Tuesday, July 18, 2006

The function of itching and scratching

For quite a long time I have wondered about the function of itching and scratching. Here is some discussion on the topic involving some of my thoughts, from the old Ethology discussion group on the Internet.

I have an article from a book called "Imponderables", which asks the question "Why do we itch?" and replies that the short answer is "we don't know". This book was written in the 1980s and it reports that the same receptors and nerves carry both itching sensations (when they operate at a low level of activity) and pain. However, it now appears that when itching is caused by histamine, specific nerve fibres for itching are involved.

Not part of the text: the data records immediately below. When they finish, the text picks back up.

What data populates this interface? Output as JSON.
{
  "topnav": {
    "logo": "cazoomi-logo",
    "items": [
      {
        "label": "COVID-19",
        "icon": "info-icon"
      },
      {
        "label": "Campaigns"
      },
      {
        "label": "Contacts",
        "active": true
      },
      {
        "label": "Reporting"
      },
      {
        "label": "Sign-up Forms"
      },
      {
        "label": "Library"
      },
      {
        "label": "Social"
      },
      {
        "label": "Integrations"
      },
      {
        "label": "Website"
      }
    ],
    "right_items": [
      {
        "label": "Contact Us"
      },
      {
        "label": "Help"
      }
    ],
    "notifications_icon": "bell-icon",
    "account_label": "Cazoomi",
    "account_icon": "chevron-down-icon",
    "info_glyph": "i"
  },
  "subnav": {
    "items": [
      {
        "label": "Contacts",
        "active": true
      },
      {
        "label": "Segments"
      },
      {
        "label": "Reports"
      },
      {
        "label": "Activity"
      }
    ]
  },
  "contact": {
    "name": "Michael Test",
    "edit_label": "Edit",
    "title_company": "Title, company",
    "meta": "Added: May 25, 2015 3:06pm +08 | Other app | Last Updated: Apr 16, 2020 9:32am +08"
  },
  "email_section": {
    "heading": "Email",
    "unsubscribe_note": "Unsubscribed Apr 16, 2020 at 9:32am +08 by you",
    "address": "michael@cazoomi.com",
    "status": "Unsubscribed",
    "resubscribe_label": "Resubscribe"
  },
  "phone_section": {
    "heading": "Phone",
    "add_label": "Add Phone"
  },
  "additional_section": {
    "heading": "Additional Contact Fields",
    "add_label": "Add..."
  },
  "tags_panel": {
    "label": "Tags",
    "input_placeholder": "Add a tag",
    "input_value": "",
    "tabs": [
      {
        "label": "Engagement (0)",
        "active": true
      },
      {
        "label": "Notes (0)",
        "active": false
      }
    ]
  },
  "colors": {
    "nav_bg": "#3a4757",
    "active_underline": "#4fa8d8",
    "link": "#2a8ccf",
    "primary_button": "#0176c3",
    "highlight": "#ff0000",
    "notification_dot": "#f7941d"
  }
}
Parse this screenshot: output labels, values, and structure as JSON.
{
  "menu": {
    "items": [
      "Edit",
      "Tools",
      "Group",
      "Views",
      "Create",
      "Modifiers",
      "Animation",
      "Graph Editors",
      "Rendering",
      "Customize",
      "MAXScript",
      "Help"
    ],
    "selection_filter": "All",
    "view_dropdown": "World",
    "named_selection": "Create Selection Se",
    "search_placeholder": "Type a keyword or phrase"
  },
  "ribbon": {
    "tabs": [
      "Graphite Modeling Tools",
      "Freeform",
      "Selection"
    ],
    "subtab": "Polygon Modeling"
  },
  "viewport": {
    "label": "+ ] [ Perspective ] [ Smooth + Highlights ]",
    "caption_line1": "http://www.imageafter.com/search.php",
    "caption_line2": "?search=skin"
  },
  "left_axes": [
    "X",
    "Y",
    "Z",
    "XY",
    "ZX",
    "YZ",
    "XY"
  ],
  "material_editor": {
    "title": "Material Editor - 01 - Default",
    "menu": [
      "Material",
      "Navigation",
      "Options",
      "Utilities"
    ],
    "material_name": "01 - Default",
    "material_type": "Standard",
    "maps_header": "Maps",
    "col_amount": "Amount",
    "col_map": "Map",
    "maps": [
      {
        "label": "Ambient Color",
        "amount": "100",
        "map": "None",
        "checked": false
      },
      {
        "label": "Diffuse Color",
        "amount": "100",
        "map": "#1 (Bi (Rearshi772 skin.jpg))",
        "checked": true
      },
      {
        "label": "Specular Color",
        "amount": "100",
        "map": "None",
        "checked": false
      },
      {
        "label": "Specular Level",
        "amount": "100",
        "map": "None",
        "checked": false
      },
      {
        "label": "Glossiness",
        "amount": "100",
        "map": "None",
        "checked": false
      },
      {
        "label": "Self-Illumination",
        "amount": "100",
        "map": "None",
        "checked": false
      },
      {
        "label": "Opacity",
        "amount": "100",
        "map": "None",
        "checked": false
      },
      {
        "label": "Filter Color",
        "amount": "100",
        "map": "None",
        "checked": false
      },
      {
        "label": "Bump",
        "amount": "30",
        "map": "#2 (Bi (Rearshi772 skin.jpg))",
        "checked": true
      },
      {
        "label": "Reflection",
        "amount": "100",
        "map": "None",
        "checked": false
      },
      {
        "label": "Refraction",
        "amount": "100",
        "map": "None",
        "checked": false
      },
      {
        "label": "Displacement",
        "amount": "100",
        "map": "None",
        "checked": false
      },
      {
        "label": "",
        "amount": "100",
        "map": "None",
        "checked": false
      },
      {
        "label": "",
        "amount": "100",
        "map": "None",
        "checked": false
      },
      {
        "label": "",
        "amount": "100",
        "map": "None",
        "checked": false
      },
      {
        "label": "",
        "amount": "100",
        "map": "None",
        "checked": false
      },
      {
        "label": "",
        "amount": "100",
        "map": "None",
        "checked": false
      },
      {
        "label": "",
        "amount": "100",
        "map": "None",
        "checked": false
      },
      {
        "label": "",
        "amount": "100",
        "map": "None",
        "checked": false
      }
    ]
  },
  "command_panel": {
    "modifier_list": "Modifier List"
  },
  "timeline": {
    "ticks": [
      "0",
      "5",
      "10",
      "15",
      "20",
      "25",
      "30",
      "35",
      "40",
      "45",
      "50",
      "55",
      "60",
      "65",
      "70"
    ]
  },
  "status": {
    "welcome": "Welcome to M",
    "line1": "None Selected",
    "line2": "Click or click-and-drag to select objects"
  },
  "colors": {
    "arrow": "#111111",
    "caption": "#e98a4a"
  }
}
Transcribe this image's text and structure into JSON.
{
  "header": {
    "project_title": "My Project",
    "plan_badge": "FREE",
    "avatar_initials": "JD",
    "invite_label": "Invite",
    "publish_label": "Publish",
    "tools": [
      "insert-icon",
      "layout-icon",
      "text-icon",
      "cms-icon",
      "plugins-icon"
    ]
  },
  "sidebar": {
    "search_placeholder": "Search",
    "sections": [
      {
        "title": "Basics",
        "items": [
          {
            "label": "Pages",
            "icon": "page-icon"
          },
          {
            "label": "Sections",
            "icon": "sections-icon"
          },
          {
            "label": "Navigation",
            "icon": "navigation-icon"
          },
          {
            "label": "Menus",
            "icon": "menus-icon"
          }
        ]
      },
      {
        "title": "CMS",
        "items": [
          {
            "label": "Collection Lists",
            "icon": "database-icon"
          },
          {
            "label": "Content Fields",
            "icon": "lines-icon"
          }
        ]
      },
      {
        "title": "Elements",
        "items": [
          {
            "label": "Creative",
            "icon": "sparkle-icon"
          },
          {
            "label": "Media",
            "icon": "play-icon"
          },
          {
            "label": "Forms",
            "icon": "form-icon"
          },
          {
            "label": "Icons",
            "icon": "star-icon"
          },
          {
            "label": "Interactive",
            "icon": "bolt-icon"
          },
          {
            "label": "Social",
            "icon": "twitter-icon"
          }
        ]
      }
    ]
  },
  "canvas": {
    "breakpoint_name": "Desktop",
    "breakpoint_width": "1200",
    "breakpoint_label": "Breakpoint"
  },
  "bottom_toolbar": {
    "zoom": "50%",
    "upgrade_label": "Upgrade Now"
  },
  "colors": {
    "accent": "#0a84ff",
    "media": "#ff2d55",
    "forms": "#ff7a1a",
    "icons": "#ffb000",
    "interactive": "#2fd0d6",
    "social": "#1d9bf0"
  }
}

I recently came across a paper by Choi and Maibach (Skin Pharmacology and Applied Skin Physiology 2003; 16: 271-282), entitled "Topical vaccination of DNA antigens: topical delivery of DNA antigens". This paper noted that when skin is damaged, keratinocytes and Langerhans cells become activated. Disruption of the skin barrier results in epidermal Langerhans cell activation as vigorous antigen presenters for T helper cells (that is, an immune response). The level of skin damage required is quite minor. "Stripping" the skin using tape or the removal of dried glue from the skin is sufficient.

Stripping the skin also enhances the effects of topical DNA vaccine. That is, topical application of DNA vaccines with stripping induces stronger immune responses than without stripping.

In conclusion, it seems likely that a key function of itching in humans is to provoke scratching of the skin, with the resulting mechanical disruption leading to an enhanced local immune response. Presumably this would be of value in helping the body to deal with any foreign proteins that had found their way into the skin, including pathogens such as bacteria and parasites.